Oireachtas Joint and Select Committees

Wednesday, 12 December 2018

Joint Oireachtas Committee on Health

Home Care Services: Discussion

10:30 am

Mr. John Dunne:

Yes, there is the SAT, but I am not even talking about the technical assessment. What I mean is that there are people who sit down and say, "This is what this person needs." That then gets passed to a budget office, which says, "This is what this person is getting." This is an interesting approach, but my understanding is that is how it works.

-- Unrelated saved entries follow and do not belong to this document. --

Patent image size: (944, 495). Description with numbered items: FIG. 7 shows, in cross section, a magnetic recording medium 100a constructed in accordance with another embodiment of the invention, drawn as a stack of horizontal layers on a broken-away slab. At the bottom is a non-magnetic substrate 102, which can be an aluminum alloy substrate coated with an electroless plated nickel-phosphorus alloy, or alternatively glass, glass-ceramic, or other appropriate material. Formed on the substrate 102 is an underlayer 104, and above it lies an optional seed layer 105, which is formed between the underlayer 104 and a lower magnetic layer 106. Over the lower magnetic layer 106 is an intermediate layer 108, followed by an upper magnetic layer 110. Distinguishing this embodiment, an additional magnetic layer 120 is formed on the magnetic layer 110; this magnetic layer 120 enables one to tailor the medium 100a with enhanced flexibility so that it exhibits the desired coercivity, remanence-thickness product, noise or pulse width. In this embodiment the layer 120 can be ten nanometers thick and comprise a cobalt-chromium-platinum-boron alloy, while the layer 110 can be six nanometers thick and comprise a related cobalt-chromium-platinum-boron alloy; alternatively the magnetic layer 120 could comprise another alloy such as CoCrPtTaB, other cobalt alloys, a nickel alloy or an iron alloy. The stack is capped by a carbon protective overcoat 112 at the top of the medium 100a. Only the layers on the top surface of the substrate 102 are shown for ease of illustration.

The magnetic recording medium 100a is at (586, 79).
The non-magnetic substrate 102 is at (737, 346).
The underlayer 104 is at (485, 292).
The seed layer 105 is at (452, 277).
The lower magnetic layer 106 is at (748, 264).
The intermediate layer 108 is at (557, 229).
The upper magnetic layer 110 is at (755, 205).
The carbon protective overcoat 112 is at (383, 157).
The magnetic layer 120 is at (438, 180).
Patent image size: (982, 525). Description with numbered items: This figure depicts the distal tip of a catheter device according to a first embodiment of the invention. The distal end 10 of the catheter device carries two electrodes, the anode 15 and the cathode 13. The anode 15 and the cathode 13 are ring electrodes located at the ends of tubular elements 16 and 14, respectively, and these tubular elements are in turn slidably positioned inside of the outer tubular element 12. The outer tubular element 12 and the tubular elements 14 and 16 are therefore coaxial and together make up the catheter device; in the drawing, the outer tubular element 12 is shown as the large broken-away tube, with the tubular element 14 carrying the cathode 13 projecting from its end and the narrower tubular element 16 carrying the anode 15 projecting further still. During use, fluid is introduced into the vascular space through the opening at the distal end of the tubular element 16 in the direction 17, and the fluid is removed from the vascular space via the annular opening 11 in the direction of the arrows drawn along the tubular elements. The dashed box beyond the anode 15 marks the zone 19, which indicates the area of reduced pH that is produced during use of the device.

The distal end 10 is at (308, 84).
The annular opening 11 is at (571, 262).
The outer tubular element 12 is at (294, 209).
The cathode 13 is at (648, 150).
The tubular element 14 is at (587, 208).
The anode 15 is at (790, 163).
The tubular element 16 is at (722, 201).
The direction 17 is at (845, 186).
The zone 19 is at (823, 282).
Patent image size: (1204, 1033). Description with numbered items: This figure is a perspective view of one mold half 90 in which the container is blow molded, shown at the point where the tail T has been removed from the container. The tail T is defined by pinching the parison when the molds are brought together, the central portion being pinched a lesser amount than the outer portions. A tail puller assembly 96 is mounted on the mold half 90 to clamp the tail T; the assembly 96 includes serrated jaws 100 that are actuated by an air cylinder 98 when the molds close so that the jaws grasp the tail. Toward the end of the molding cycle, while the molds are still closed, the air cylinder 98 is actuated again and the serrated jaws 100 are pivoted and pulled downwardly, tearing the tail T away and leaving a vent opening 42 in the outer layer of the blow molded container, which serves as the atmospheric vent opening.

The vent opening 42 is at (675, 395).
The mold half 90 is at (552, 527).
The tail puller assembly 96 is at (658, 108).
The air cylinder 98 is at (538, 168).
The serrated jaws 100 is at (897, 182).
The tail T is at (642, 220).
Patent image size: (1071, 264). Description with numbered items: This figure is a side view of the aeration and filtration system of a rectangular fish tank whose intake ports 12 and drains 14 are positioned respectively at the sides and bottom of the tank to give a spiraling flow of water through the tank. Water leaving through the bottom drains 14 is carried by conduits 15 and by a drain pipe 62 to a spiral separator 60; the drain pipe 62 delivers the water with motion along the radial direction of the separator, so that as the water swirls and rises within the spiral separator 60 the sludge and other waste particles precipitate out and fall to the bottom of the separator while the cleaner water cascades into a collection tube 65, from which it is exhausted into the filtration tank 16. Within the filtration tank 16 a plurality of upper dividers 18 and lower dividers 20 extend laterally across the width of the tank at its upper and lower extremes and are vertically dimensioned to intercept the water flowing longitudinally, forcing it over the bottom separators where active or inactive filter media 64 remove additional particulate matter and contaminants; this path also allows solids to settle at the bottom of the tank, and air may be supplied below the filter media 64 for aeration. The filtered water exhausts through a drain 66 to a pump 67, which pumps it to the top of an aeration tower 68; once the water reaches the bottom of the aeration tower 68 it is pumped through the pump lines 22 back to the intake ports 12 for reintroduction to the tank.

Regarding the flexibility of hours, a pilot programme was trialled in Clare last year. I refer to client-directed home care, which is a model used internationally. The one thing I will tell the committee about this is that client-directed home care in Ireland has nothing to do with any of the international models but it does allow one improvement, that is, some flexibility around timing and how one phases one's hours. Given the industrial relations element of core hours and work outside certain hours, I was curious as to how client-directed home care was compatible with the current agreements in respect of HSE staff. I asked, what are the limits of this? The answer is that client-directed home care would be offered to people for whom the HSE feels it would be suitable. I do not know what this means but it covers a multitude and does not suggest a real openness to flexibility and so on. It is moving slowly in that direction, however. There are huge problems with client-directed home care. The way it happened in Clare is that people were handed a list of 20 providers when they were at a peak crisis and looking for home help and were told, "Off you go now. Sort it out." One of our worries and suspicions is that in areas where the HSE is struggling to deliver, even with the assistance of the contracted providers to deliver home care, by handing over that piece of paper, the responsibility suddenly passes to the family rather than to the HSE as the service provider. There are a lot of issues to consider, but if the committee hears talk of client-directed home care, and it probably will, it should be aware that it is highly problematic but may contain the seeds of something that will lead to flexibility down the road.